From Asia to the East Coast, carriers blanked 18 sailings due to Lunar New Year factory shutdowns, and another 13 sailings in February-March due to delays in reopening factories in China because of the impact of COVID-19. Carriers since then have announced another 34 blank sailings extending into mid-June.
Highlighting that plunging consumer demand is a global phenomenon; carriers in the two largest trade lanes, Asia-Europe and Asia-North America, since mid-March have canceled or have scheduled 384 blank sailings into June. That equates to a total capacity reduction of 3 million TEU over the world’s two largest trade lanes due to COVID-19, according to Sea-Intelligence.
“This is 2.4 times more than what they canceled during Chinese New Year 2020,” Murphy said.

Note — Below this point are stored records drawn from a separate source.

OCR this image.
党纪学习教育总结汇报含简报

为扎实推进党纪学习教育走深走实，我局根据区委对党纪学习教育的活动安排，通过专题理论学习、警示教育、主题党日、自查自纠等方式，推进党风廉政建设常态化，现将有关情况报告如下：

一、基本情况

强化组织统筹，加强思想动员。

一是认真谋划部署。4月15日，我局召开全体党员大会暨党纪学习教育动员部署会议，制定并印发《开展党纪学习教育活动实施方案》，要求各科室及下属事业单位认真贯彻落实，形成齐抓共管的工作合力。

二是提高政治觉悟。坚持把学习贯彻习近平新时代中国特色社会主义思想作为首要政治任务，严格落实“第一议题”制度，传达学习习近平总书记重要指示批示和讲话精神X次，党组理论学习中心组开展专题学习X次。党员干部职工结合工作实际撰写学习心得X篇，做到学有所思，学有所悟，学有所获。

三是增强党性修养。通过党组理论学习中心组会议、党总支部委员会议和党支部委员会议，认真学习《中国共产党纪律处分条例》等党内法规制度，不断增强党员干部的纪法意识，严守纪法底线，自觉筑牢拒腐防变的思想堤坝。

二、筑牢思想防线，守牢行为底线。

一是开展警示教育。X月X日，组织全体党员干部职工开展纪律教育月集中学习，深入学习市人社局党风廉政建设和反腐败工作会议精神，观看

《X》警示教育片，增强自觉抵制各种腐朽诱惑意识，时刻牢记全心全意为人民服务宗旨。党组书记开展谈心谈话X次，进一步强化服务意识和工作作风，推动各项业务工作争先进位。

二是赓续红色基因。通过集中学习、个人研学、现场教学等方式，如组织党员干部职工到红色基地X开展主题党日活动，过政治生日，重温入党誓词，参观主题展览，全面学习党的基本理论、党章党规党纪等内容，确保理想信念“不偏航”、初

Ocean Alliance’s blank sailings lag 2M and THE Alliance
More blank-sailing announcements could be forthcoming. Murphy indicated the Ocean Alliance of CMA-CGM, Cosco, OOCL, and Evergreen has canceled or will blank only 11 percent of its capacity from Asia to the West Coast through mid-June. That compares with THE Alliance of Ocean Network Express, Hapag-Lloyd, Yang Ming, and HMM blanking 21 percent of its capacity, and the 2M Alliance of Maersk Line and Mediterranean Shipping Co. blanking 22 percent of its capacity to the West Coast into June.
To the East Coast, the Ocean Alliance has canceled or has scheduled blank sailings totaling 11 percent of its capacity into June, compared with 2M and THE Alliance each blanking 19 percent of their capacity.
“We might well see further announcements in the coming week” if the Ocean Alliance chooses to cancel more sailings, Murphy said.